The Most Expensive Word in Drug Development Is "Continue"
The industry spends enormous effort analysing failure.
It rarely governs the decisions that create it.
Drug development teams spend enormous time discussing failure.
Clinical failure. Scientific failure. Regulatory failure. Commercial failure.
Yet some of the most expensive decisions in drug development are not failures at all.
“Continue.”
The decision to continue often feels harmless. A programme remains active. Another study is commissioned. More vendor work is approved. The next tranche of capital is released. The team agrees that more evidence will provide greater clarity.
Nobody considers that moment particularly risky.
Yet that decision may ultimately become one of the most expensive choices the organisation makes.
“Failure is visible. Continuation is usually invisible, and that invisibility is precisely what makes it dangerous.”
Why continuation escapes scrutiny
When a programme fails
- Resources consumed are visible.
- Time lost is documented.
- Strategic objective is unmet.
- Organization recognizes the outcome.
When a programme continues
- Programme appears alive.
- Progress appears to be occurring.
- Milestones continue to be generated.
- Underlying decision goes unquestioned.
Many programmes do not fail because they were started. They fail because they were allowed to continue beyond the point where meaningful permission existed.
Starting a programme is often based on a hypothesis. Continuing a programme should be based on evidence. Yet organisations frequently treat continuation as the default outcome rather than a decision that must be earned.
What every continuation consumes
Development Capital
Scientific Attention
Leadership Bandwidth
Vendor Capacity
Portfolio Flexibility
Opportunity Cost
None of these can be recovered simply because the programme remained active.
The governance illusion
One of the most important challenges is that continuation rarely feels like a decision.
Stopping feels like a decision. Pausing feels like a decision. Cancelling feels like a decision.
Continuation often feels like the absence of a decision. The programme simply proceeds. The next activity begins. The next study is funded.

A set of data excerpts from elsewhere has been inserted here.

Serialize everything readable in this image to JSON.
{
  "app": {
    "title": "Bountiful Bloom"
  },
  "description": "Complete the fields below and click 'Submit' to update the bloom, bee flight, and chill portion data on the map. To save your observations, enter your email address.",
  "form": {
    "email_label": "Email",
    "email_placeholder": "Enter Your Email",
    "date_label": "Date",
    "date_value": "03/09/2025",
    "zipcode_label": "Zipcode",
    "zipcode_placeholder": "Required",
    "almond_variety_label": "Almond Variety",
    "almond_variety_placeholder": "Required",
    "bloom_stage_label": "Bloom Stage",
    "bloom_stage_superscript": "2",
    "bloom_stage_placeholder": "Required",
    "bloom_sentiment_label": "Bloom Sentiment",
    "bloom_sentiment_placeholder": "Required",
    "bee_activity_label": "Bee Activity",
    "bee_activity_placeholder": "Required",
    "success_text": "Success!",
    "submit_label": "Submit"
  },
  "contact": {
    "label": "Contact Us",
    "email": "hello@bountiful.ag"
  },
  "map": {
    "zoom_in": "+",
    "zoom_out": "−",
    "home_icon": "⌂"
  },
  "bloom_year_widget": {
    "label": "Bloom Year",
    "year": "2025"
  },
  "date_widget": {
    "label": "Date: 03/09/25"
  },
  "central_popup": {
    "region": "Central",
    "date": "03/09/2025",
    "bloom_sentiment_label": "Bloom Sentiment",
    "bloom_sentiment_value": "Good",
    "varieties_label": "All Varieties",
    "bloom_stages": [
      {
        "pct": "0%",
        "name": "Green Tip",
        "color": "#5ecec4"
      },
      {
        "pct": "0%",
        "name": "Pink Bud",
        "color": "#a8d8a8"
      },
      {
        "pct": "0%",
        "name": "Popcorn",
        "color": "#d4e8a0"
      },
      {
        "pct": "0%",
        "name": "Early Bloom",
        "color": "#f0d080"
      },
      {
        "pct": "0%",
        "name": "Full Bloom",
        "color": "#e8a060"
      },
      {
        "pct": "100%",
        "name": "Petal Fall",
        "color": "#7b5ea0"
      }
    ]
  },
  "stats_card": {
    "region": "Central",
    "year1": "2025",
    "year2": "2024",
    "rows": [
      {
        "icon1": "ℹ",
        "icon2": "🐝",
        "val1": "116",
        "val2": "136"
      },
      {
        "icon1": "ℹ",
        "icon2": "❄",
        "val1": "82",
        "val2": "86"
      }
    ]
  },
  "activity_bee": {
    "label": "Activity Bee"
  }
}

What appears to be a neutral choice is actually a significant commitment of organisational resources. The decision has been made. It simply has not been recognised as one.
This is particularly common in programmes showing partial success. A target appears biologically interesting. A molecule demonstrates encouraging activity. A modality produces an early signal.
None of these observations necessarily establish progression permission. They establish potential.
Potential creates reasons to explore. Permission creates reasons to commit. Many organisations unintentionally confuse the two.
The accumulation trap
The longer a programme continues, the more difficult objective decision-making becomes. Investment accumulates. Teams become attached. Timelines become visible. External expectations increase. Narratives become stronger.
At some point, continuation begins to justify itself. The programme continues because it has already continued.
This is one of the most expensive dynamics in drug development. Not because the science is wrong. Because the governance becomes weak.
What strong organizations ask before committing
Before releasing the next tranche – six questions worth asking
- What specific evidence has been established since the last review ?
- What uncertainty remains unresolved - and is it acceptable ?
- What new permission has been earned to justify this commitment?
- What outcome would justify a pause at this stage?
- What outcome would justify a stop?
- What outcome would justify full progression - and has it been met?
These questions do not slow development. They improve the quality of commitment. The goal of governance is not to stop programmes. It is to ensure that continuation remains intentional.
A programme should continue because it has earned the right to continue. Not because nobody has challenged the assumption. Not because the next experiment is already planned. Not because the organisation is uncomfortable making a different decision.
Drug development will always involve uncertainty. No governance framework eliminates risk.
But organisations can improve the quality of decisions made under uncertainty, and that begins with recognising a simple reality.
The most expensive word in drug development is often not “failure.” It is “continue.” Because every continuation commits resources that could have been deployed elsewhere. And every programme that moves forward should be able to answer one fundamental question:
What evidence has earned the right for this programme to continue?